Now as you scanned your tickets for the winning lottery numbers on Wednesday night, and discovered that you might not be the the winner of the big billion-dollar jackpot, it may not be a total loss…at least when it comes to filing your taxes.

Because even if you were to win a fraction of the jackpot, you can deduct a certain amount of the money you spent to win the cash prize–on your tax return.

News 3’s Courtney Cole spoke to the owner of Liberty Tax Service in Rincon to learn more about how this works.

“Thank you very much sir, have good luck.”

And many were hoping that luck would be on their side tonight as the Powerball numbers were announced.

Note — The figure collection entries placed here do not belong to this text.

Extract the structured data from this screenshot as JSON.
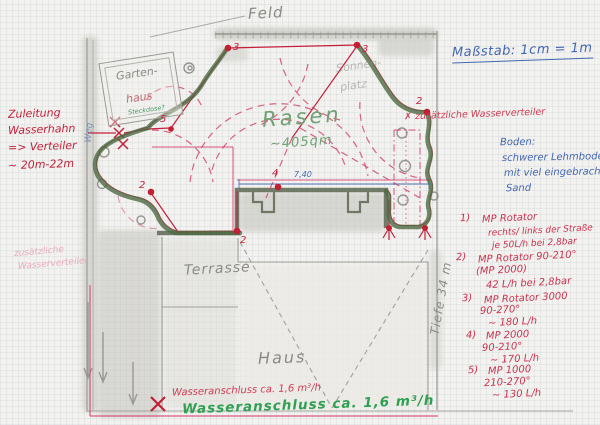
{
  "colors": {
    "red_pen": "#c5203a",
    "crimson_list": "#cc3350",
    "pink_line": "#d84070",
    "blue_pen": "#4366b2",
    "green_marker": "#4c6a43",
    "green_text": "#6fa173",
    "green_bold": "#2fa052",
    "pencil": "#8b8b85"
  },
  "plan": {
    "feld_label": "Feld",
    "rasen_label": "Rasen",
    "rasen_area": "~405qm",
    "sonnenplatz_line1": "Sonnen-",
    "sonnenplatz_line2": "platz",
    "terrasse_label": "Terrasse",
    "haus_label": "Haus",
    "gartenhaus_line1": "Garten-",
    "gartenhaus_line2": "haus",
    "steckdose_note": "Steckdose?",
    "weg_note": "Weg",
    "dim_740": "7,40",
    "tiefe_note": "Tiefe 34 m"
  },
  "scale_note": "Maßstab: 1cm = 1m",
  "left_notes": {
    "zuleitung": [
      "Zuleitung",
      "Wasserhahn",
      "=> Verteiler",
      "~ 20m-22m"
    ],
    "zusatz_faint": [
      "zusätzliche",
      "Wasserverteiler"
    ]
  },
  "right_notes": {
    "extra_red": "✗ zusätzliche Wasserverteiler",
    "boden": [
      "Boden:",
      "schwerer Lehmboden",
      "mit viel eingebrachtem",
      "Sand"
    ],
    "sprinkler_list": [
      {
        "num": "1)",
        "lines": [
          "MP Rotator",
          "rechts/ links der Straße",
          "je 50L/h  bei 2,8bar"
        ]
      },
      {
        "num": "2)",
        "lines": [
          "MP Rotator 90-210°",
          "(MP 2000)",
          "42 L/h   bei 2,8bar"
        ]
      },
      {
        "num": "3)",
        "lines": [
          "MP Rotator 3000",
          "90-270°",
          "~ 180 L/h"
        ]
      },
      {
        "num": "4)",
        "lines": [
          "MP 2000",
          "90-210°",
          "~ 170 L/h"
        ]
      },
      {
        "num": "5)",
        "lines": [
          "MP 1000",
          "210-270°",
          "~ 130 L/h"
        ]
      }
    ]
  },
  "bottom_notes": {
    "red": "Wasseranschluss ca. 1,6 m³/h",
    "green": "Wasseranschluss ca. 1,6 m³/h"
  },
  "markers": {
    "p3a": "3",
    "p3b": "3",
    "p2r": "2",
    "p2l": "2",
    "p2t": "2",
    "p4": "4",
    "p5": "5"
  }
}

“That’s your lucky one..I’m going to win this!”

But when it comes to filing your taxes, it’s the amount that you lose that could actually make you a winner–at least according to Richard Barrero–the owner and general manager of Liberty Tax Service in Rincon.

“You can deduct gambling losses up to the amount of your winnings,” Barrero said.

Basically that means you can deduct up to the amount you’ve won when it’s time to file your taxes.

So let’s say you win $5,000, but paid $10,000 to win that prize.

You can deduct up to $5,000 on your tax form.

“It reduces your income. If you win more than $600, you’re going to get a 1099 from the state or whatever, and you’re going to have to claim that as income,” Barrero told News 3.

And reducing your income is good, because it ultimately decreases the amount of taxes that you pay.

But since you don’t necessarily get receipts when you’re gambling, how can you prove how much you’ve spent to win your jackpot?

Barrero suggests keeping some type of diary for your winnings.

“I mean, planning ahead-I would advise anyone, if you’re playing the lottery, just keep some sort of receipts, keep some sort of a record that you’re buying, paying this out to buy lottery tickets.”

Barrero tells me it’s important to keep a record, because if the IRS were to audit you, you would need to have some concrete way to show an IRS agent that you’ve really spent the amount that you’re claiming–on gambling.